• Bloomberg


Gold shipments from Japan are at the highest level since at least 1985, as individuals who purchased jewelry more than 20 years ago sell it amid record prices.

Shipments of bullion in the 10 months that ended in October totaled 95.6 metric tons, according to Takahiro Morita, the Japan director of the World Gold Council, who cited Finance Ministry customs data. The previous high was 95.5 tons in 2008.

Gold is set for an 11th year of gains as central banks join investors in purchasing bullion to diversify their assets. Japan’s largest bullion retailer, Tanaka Kikinzoku Kogyo K.K., said it bought 40 percent more gold bars and jewelry from individuals in the nine-month period ending in September. Gold investment jumped 33 percent to 468.1 tons in the third quarter from a year earlier as bar and coin demand in Europe more than doubled to the most since the fourth quarter of 2008, the London-based WGC said.
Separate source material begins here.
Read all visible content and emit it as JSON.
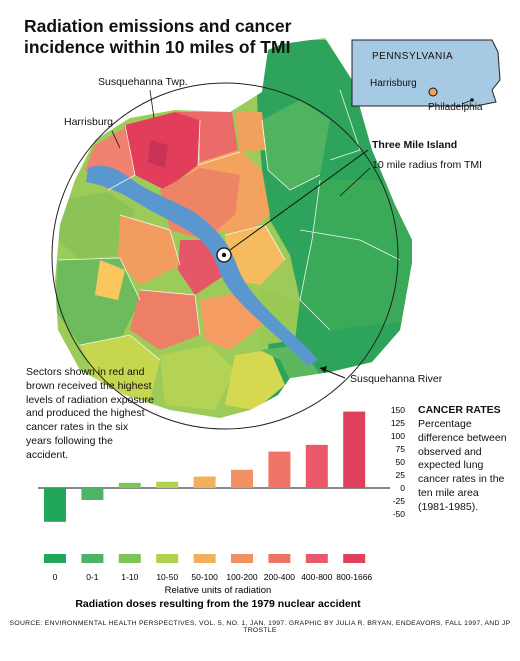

“Japan’s gold exports will reach 100 tons this year,” Morita said in an interview Wednesday.

Gold exports to Thailand tripled and those to Singapore doubled in the 10 months to October from a year earlier, Finance Ministry statistics show.

“More and more people who bought gold and jewelry in the 1980s and 1990s are selling back what they purchased,” said Kotaro Horita at Mitsubishi Materials Corp. in Tokyo. Exports have been increasing to Southeast Asia and China in particular, Horita said.
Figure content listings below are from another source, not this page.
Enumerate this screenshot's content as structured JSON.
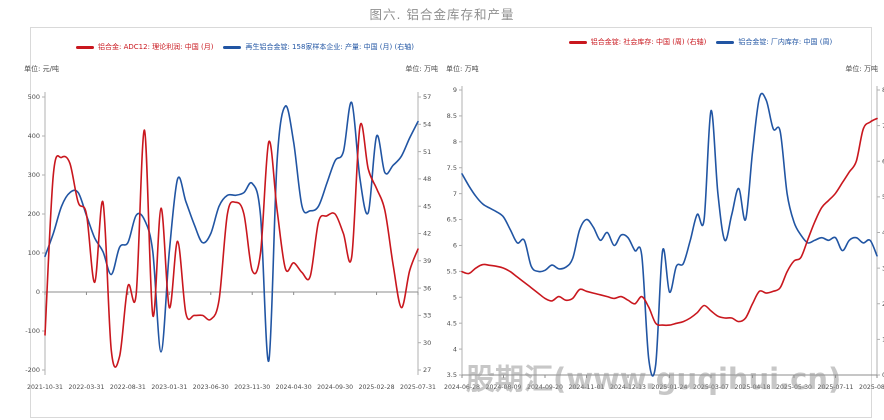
{
  "title": "图六. 铝合金库存和产量",
  "watermark": "股期汇(www.guqihui.cn)",
  "chart_data": [
    {
      "type": "line",
      "name": "aluminum-alloy-profit-and-production",
      "unit_left": "单位: 元/吨",
      "unit_right": "单位: 万吨",
      "x_labels": [
        "2021-10-31",
        "2022-03-31",
        "2022-08-31",
        "2023-01-31",
        "2023-06-30",
        "2023-11-30",
        "2024-04-30",
        "2024-09-30",
        "2025-02-28",
        "2025-07-31"
      ],
      "left_axis": {
        "min": -200,
        "max": 500,
        "step": 100
      },
      "right_axis": {
        "min": 27,
        "max": 57,
        "step": 3
      },
      "grid": false,
      "legend_position": "top",
      "series": [
        {
          "label": "铝合金: ADC12: 理论利润: 中国 (月)",
          "color": "#c9171e",
          "axis": "left",
          "values": [
            -110,
            300,
            345,
            330,
            230,
            200,
            25,
            230,
            -150,
            -165,
            15,
            -5,
            415,
            -60,
            215,
            -40,
            130,
            -55,
            -60,
            -60,
            -70,
            -20,
            200,
            230,
            200,
            55,
            100,
            385,
            210,
            60,
            75,
            50,
            40,
            180,
            195,
            200,
            150,
            90,
            425,
            315,
            265,
            210,
            70,
            -40,
            55,
            110
          ]
        },
        {
          "label": "再生铝合金锭: 158家样本企业: 产量: 中国 (月) (右轴)",
          "color": "#2155a3",
          "axis": "right",
          "values": [
            39.5,
            42,
            45,
            46.5,
            46.5,
            44,
            41.5,
            40,
            37.5,
            40.5,
            41,
            44,
            43.5,
            40,
            29,
            40,
            48,
            45.5,
            43,
            41,
            42,
            45,
            46.2,
            46.2,
            46.5,
            47.5,
            44,
            28,
            50,
            56,
            52,
            45,
            44.5,
            45,
            47.5,
            50,
            51,
            56.4,
            48,
            44.3,
            52.7,
            48.7,
            49.5,
            50.5,
            52.5,
            54.3
          ]
        }
      ]
    },
    {
      "type": "line",
      "name": "aluminum-alloy-ingot-inventory",
      "unit_left": "单位: 万吨",
      "unit_right": "单位: 万吨",
      "x_labels": [
        "2024-06-28",
        "2024-08-09",
        "2024-09-20",
        "2024-11-01",
        "2024-12-13",
        "2025-01-24",
        "2025-03-07",
        "2025-04-18",
        "2025-05-30",
        "2025-07-11",
        "2025-08-22"
      ],
      "left_axis": {
        "min": 3.5,
        "max": 9,
        "step": 0.5
      },
      "right_axis": {
        "min": 0,
        "max": 8,
        "step": 1
      },
      "grid": false,
      "legend_position": "top",
      "series": [
        {
          "label": "铝合金锭: 社会库存: 中国 (周) (右轴)",
          "color": "#c9171e",
          "axis": "right",
          "values": [
            2.9,
            2.85,
            3.0,
            3.1,
            3.08,
            3.05,
            3.0,
            2.9,
            2.75,
            2.6,
            2.45,
            2.3,
            2.15,
            2.08,
            2.2,
            2.1,
            2.15,
            2.4,
            2.35,
            2.3,
            2.25,
            2.2,
            2.15,
            2.2,
            2.1,
            2.0,
            2.2,
            1.9,
            1.45,
            1.4,
            1.4,
            1.45,
            1.5,
            1.6,
            1.75,
            1.95,
            1.8,
            1.65,
            1.6,
            1.6,
            1.5,
            1.6,
            2.0,
            2.35,
            2.3,
            2.35,
            2.45,
            2.9,
            3.2,
            3.3,
            3.8,
            4.3,
            4.7,
            4.9,
            5.1,
            5.4,
            5.7,
            6.0,
            6.9,
            7.1,
            7.2
          ]
        },
        {
          "label": "铝合金锭: 厂内库存: 中国 (周)",
          "color": "#2155a3",
          "axis": "left",
          "values": [
            7.38,
            7.15,
            6.95,
            6.8,
            6.72,
            6.65,
            6.55,
            6.3,
            6.05,
            6.1,
            5.6,
            5.5,
            5.52,
            5.62,
            5.55,
            5.58,
            5.75,
            6.3,
            6.5,
            6.35,
            6.1,
            6.25,
            6.0,
            6.2,
            6.15,
            5.9,
            5.8,
            3.8,
            3.7,
            5.9,
            5.1,
            5.6,
            5.65,
            6.1,
            6.6,
            6.5,
            8.6,
            7.0,
            6.1,
            6.6,
            7.1,
            6.5,
            7.8,
            8.85,
            8.8,
            8.25,
            8.2,
            7.0,
            6.45,
            6.2,
            6.05,
            6.1,
            6.15,
            6.1,
            6.15,
            5.9,
            6.1,
            6.15,
            6.05,
            6.1,
            5.8
          ]
        }
      ]
    }
  ]
}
Purchases by central banks, which are adding to reserves for the first time in a generation, may reach 450 tons this year, Marcus Grubb at the WGC said Nov. 25. Central banks and government institutions bought 142 tons last year, IMF data show.
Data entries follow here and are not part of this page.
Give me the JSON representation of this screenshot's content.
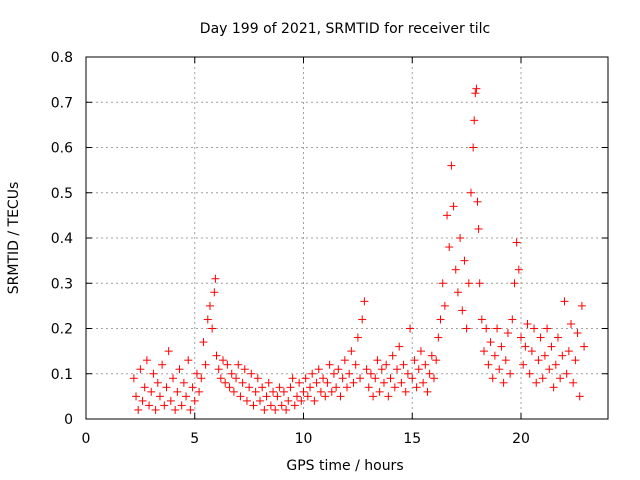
{
  "chart_data": {
    "type": "scatter",
    "title": "Day 199 of 2021, SRMTID for receiver tilc",
    "xlabel": "GPS time / hours",
    "ylabel": "SRMTID / TECUs",
    "xlim": [
      0,
      24
    ],
    "ylim": [
      0,
      0.8
    ],
    "x_ticks": [
      0,
      5,
      10,
      15,
      20
    ],
    "x_tick_labels": [
      "0",
      "5",
      "10",
      "15",
      "20"
    ],
    "y_ticks": [
      0,
      0.1,
      0.2,
      0.3,
      0.4,
      0.5,
      0.6,
      0.7,
      0.8
    ],
    "y_tick_labels": [
      "0",
      "0.1",
      "0.2",
      "0.3",
      "0.4",
      "0.5",
      "0.6",
      "0.7",
      "0.8"
    ],
    "grid": true,
    "marker": "plus",
    "color": "#ff0000",
    "series": [
      {
        "name": "SRMTID",
        "points": [
          [
            2.2,
            0.09
          ],
          [
            2.3,
            0.05
          ],
          [
            2.4,
            0.02
          ],
          [
            2.5,
            0.11
          ],
          [
            2.6,
            0.04
          ],
          [
            2.7,
            0.07
          ],
          [
            2.8,
            0.13
          ],
          [
            2.9,
            0.03
          ],
          [
            3.0,
            0.06
          ],
          [
            3.1,
            0.1
          ],
          [
            3.2,
            0.02
          ],
          [
            3.3,
            0.08
          ],
          [
            3.4,
            0.05
          ],
          [
            3.5,
            0.12
          ],
          [
            3.6,
            0.03
          ],
          [
            3.7,
            0.07
          ],
          [
            3.8,
            0.15
          ],
          [
            3.9,
            0.04
          ],
          [
            4.0,
            0.09
          ],
          [
            4.1,
            0.02
          ],
          [
            4.2,
            0.06
          ],
          [
            4.3,
            0.11
          ],
          [
            4.4,
            0.03
          ],
          [
            4.5,
            0.08
          ],
          [
            4.6,
            0.05
          ],
          [
            4.7,
            0.13
          ],
          [
            4.8,
            0.02
          ],
          [
            4.9,
            0.07
          ],
          [
            5.0,
            0.04
          ],
          [
            5.1,
            0.1
          ],
          [
            5.2,
            0.06
          ],
          [
            5.3,
            0.09
          ],
          [
            5.4,
            0.17
          ],
          [
            5.5,
            0.12
          ],
          [
            5.6,
            0.22
          ],
          [
            5.7,
            0.25
          ],
          [
            5.8,
            0.2
          ],
          [
            5.9,
            0.28
          ],
          [
            5.95,
            0.31
          ],
          [
            6.0,
            0.14
          ],
          [
            6.1,
            0.11
          ],
          [
            6.2,
            0.09
          ],
          [
            6.3,
            0.13
          ],
          [
            6.4,
            0.08
          ],
          [
            6.5,
            0.12
          ],
          [
            6.6,
            0.07
          ],
          [
            6.7,
            0.1
          ],
          [
            6.8,
            0.06
          ],
          [
            6.9,
            0.09
          ],
          [
            7.0,
            0.12
          ],
          [
            7.1,
            0.05
          ],
          [
            7.2,
            0.08
          ],
          [
            7.3,
            0.11
          ],
          [
            7.4,
            0.04
          ],
          [
            7.5,
            0.07
          ],
          [
            7.6,
            0.1
          ],
          [
            7.7,
            0.03
          ],
          [
            7.8,
            0.06
          ],
          [
            7.9,
            0.09
          ],
          [
            8.0,
            0.04
          ],
          [
            8.1,
            0.07
          ],
          [
            8.2,
            0.02
          ],
          [
            8.3,
            0.05
          ],
          [
            8.4,
            0.08
          ],
          [
            8.5,
            0.03
          ],
          [
            8.6,
            0.06
          ],
          [
            8.7,
            0.02
          ],
          [
            8.8,
            0.05
          ],
          [
            8.9,
            0.07
          ],
          [
            9.0,
            0.03
          ],
          [
            9.1,
            0.06
          ],
          [
            9.2,
            0.02
          ],
          [
            9.3,
            0.04
          ],
          [
            9.4,
            0.07
          ],
          [
            9.5,
            0.09
          ],
          [
            9.6,
            0.03
          ],
          [
            9.7,
            0.05
          ],
          [
            9.8,
            0.08
          ],
          [
            9.9,
            0.04
          ],
          [
            10.0,
            0.06
          ],
          [
            10.1,
            0.09
          ],
          [
            10.2,
            0.05
          ],
          [
            10.3,
            0.07
          ],
          [
            10.4,
            0.1
          ],
          [
            10.5,
            0.04
          ],
          [
            10.6,
            0.08
          ],
          [
            10.7,
            0.11
          ],
          [
            10.8,
            0.06
          ],
          [
            10.9,
            0.09
          ],
          [
            11.0,
            0.05
          ],
          [
            11.1,
            0.08
          ],
          [
            11.2,
            0.12
          ],
          [
            11.3,
            0.06
          ],
          [
            11.4,
            0.1
          ],
          [
            11.5,
            0.07
          ],
          [
            11.6,
            0.11
          ],
          [
            11.7,
            0.05
          ],
          [
            11.8,
            0.09
          ],
          [
            11.9,
            0.13
          ],
          [
            12.0,
            0.07
          ],
          [
            12.1,
            0.1
          ],
          [
            12.2,
            0.15
          ],
          [
            12.3,
            0.08
          ],
          [
            12.4,
            0.12
          ],
          [
            12.5,
            0.18
          ],
          [
            12.6,
            0.09
          ],
          [
            12.7,
            0.22
          ],
          [
            12.8,
            0.26
          ],
          [
            12.9,
            0.11
          ],
          [
            13.0,
            0.07
          ],
          [
            13.1,
            0.1
          ],
          [
            13.2,
            0.05
          ],
          [
            13.3,
            0.09
          ],
          [
            13.4,
            0.13
          ],
          [
            13.5,
            0.06
          ],
          [
            13.6,
            0.11
          ],
          [
            13.7,
            0.08
          ],
          [
            13.8,
            0.12
          ],
          [
            13.9,
            0.05
          ],
          [
            14.0,
            0.09
          ],
          [
            14.1,
            0.14
          ],
          [
            14.2,
            0.07
          ],
          [
            14.3,
            0.11
          ],
          [
            14.4,
            0.16
          ],
          [
            14.5,
            0.08
          ],
          [
            14.6,
            0.12
          ],
          [
            14.7,
            0.06
          ],
          [
            14.8,
            0.1
          ],
          [
            14.9,
            0.2
          ],
          [
            15.0,
            0.09
          ],
          [
            15.1,
            0.13
          ],
          [
            15.2,
            0.07
          ],
          [
            15.3,
            0.11
          ],
          [
            15.4,
            0.15
          ],
          [
            15.5,
            0.08
          ],
          [
            15.6,
            0.12
          ],
          [
            15.7,
            0.06
          ],
          [
            15.8,
            0.1
          ],
          [
            15.9,
            0.14
          ],
          [
            16.0,
            0.09
          ],
          [
            16.1,
            0.13
          ],
          [
            16.2,
            0.18
          ],
          [
            16.3,
            0.22
          ],
          [
            16.4,
            0.3
          ],
          [
            16.5,
            0.25
          ],
          [
            16.6,
            0.45
          ],
          [
            16.7,
            0.38
          ],
          [
            16.8,
            0.56
          ],
          [
            16.9,
            0.47
          ],
          [
            17.0,
            0.33
          ],
          [
            17.1,
            0.28
          ],
          [
            17.2,
            0.4
          ],
          [
            17.3,
            0.24
          ],
          [
            17.4,
            0.35
          ],
          [
            17.5,
            0.2
          ],
          [
            17.6,
            0.3
          ],
          [
            17.7,
            0.5
          ],
          [
            17.8,
            0.6
          ],
          [
            17.85,
            0.66
          ],
          [
            17.9,
            0.72
          ],
          [
            17.95,
            0.73
          ],
          [
            18.0,
            0.48
          ],
          [
            18.05,
            0.42
          ],
          [
            18.1,
            0.3
          ],
          [
            18.2,
            0.22
          ],
          [
            18.3,
            0.15
          ],
          [
            18.4,
            0.2
          ],
          [
            18.5,
            0.12
          ],
          [
            18.6,
            0.17
          ],
          [
            18.7,
            0.09
          ],
          [
            18.8,
            0.14
          ],
          [
            18.9,
            0.2
          ],
          [
            19.0,
            0.11
          ],
          [
            19.1,
            0.16
          ],
          [
            19.2,
            0.08
          ],
          [
            19.3,
            0.13
          ],
          [
            19.4,
            0.19
          ],
          [
            19.5,
            0.1
          ],
          [
            19.6,
            0.22
          ],
          [
            19.7,
            0.3
          ],
          [
            19.8,
            0.39
          ],
          [
            19.9,
            0.33
          ],
          [
            20.0,
            0.18
          ],
          [
            20.1,
            0.12
          ],
          [
            20.2,
            0.16
          ],
          [
            20.3,
            0.21
          ],
          [
            20.4,
            0.1
          ],
          [
            20.5,
            0.15
          ],
          [
            20.6,
            0.2
          ],
          [
            20.7,
            0.08
          ],
          [
            20.8,
            0.13
          ],
          [
            20.9,
            0.18
          ],
          [
            21.0,
            0.09
          ],
          [
            21.1,
            0.14
          ],
          [
            21.2,
            0.2
          ],
          [
            21.3,
            0.11
          ],
          [
            21.4,
            0.16
          ],
          [
            21.5,
            0.07
          ],
          [
            21.6,
            0.12
          ],
          [
            21.7,
            0.18
          ],
          [
            21.8,
            0.09
          ],
          [
            21.9,
            0.14
          ],
          [
            22.0,
            0.26
          ],
          [
            22.1,
            0.1
          ],
          [
            22.2,
            0.15
          ],
          [
            22.3,
            0.21
          ],
          [
            22.4,
            0.08
          ],
          [
            22.5,
            0.13
          ],
          [
            22.6,
            0.19
          ],
          [
            22.7,
            0.05
          ],
          [
            22.8,
            0.25
          ],
          [
            22.9,
            0.16
          ]
        ]
      }
    ]
  }
}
“Japan is the only country that exports gold without being a major producer,” said Bruce Ikemizu, manager of Standard Bank PLC’s Tokyo branch.

Sumitomo Corp. spends “several billion yen a day” at peak times to buy recyclable gold products for shipment to foreign smelters, Koichi Iwanaga at the commodity business department said.

Gold prices reached a record $1,921.15 an ounce Sept. 6 and have made exporting profitable because of “the capacities and cost-competitiveness of overseas smelters,” said Iwanaga.

“Countries that are buying up gold are places where real interest rates are negative,” said Itsuo Toshima, an analyst who has researched global markets for about 30 years and was formerly the Japan director of the WGC.

“Central banks are continuing to buy gold exchange-traded funds after concerns arose about the creditworthiness of eurozone nations,” Koichiro Kamei, managing director at independent research company Market Strategy Institute, said in an interview.